Sepsis-associated encephalopathy
Sepsis-associated encephalopathy, also known as sepsis-associated brain dysfunction or septic encephalopathy, is a type of infectious disease-associated encephalopathy. It is an umbrella term referring to neurological complications following sepsis. The condition is common but poorly understood. Approximately 70% of people with sepsis experience SAE. The diagnosis of SAE is difficult, with no well-established biomarkers, and it is currently a diagnosis of exclusion based on clinical symptoms. However, electroencephalogram may be helpful in aiding diagnosis.
Acute symptoms of SAE can include sickness behavior, lethargy, delirium, cognitive, memory, and attention impairment, depression, anxiety, agitation, motor problems, seizures, and, in severe cases, coma. Post-acute symptoms of SAE can include cognitive and memory deficits and neuromyopathy, among others.

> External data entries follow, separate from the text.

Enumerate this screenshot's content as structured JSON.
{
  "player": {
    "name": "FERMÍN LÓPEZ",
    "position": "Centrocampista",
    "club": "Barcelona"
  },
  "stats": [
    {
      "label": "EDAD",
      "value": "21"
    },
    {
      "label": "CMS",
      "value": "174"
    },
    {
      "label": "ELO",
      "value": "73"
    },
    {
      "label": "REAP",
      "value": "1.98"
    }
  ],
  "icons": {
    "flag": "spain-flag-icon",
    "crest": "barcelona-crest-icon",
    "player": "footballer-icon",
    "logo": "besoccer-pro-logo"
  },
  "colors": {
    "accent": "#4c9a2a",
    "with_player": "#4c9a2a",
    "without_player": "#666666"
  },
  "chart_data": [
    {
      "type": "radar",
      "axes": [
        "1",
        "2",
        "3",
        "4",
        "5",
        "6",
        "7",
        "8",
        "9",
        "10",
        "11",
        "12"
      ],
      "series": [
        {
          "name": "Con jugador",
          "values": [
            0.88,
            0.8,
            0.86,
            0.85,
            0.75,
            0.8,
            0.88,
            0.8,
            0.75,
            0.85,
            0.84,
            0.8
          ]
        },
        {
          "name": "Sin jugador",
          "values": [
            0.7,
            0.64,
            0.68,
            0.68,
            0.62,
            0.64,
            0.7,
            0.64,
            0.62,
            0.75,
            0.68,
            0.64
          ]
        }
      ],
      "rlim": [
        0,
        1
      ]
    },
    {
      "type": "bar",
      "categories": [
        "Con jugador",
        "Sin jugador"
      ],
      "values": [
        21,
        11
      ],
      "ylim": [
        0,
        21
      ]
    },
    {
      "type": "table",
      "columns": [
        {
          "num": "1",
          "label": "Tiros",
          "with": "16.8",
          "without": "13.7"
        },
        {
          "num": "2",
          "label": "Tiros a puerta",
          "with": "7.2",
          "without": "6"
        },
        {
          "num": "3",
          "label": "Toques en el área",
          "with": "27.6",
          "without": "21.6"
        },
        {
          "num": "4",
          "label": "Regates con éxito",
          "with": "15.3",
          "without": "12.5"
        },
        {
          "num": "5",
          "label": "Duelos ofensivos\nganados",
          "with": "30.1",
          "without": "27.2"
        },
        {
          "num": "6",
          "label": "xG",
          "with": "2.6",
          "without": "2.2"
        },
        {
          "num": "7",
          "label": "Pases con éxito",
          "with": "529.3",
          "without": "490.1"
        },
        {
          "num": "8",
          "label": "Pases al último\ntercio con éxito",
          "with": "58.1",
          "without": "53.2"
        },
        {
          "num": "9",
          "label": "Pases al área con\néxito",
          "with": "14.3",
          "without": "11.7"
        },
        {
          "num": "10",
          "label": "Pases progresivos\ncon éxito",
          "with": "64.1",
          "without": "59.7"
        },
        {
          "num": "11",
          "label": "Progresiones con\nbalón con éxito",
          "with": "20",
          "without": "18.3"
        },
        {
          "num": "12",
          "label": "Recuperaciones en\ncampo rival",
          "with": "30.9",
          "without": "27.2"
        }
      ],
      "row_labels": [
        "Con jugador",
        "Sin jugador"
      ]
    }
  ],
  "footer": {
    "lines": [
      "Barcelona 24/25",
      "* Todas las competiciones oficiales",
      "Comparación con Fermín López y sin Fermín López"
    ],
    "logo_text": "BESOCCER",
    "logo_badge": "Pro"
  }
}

There are currently no well-accepted treatments for the prevention or treatment of SAE symptoms, and treatment is largely symptom-based. In the acute phase, certain medications may aggravate symptoms and may be avoided, such as anticholinergics, antihistamines, sedatives, benzodiazepines, antipsychotics, and anticonvulsants. Certain medications such as statins, the antidepressant fluoxetine, and resveratrol may reduce neuroinflammation and the acute and long-term symptoms of SAE. However, these findings are based on animal studies, and more research is needed in this area. In addition to the preceding, the serotonin 5-HT2 receptor agonist and serotonergic psychedelic 25H-NBOMe has been found to attenuate sepsis-associated depressive-like behavior in rodents, as measured by the forced swim test.
The term "sepsis-associated encephalopathy" was first used by 1990 and this was when the first comprehensive study of this condition was published.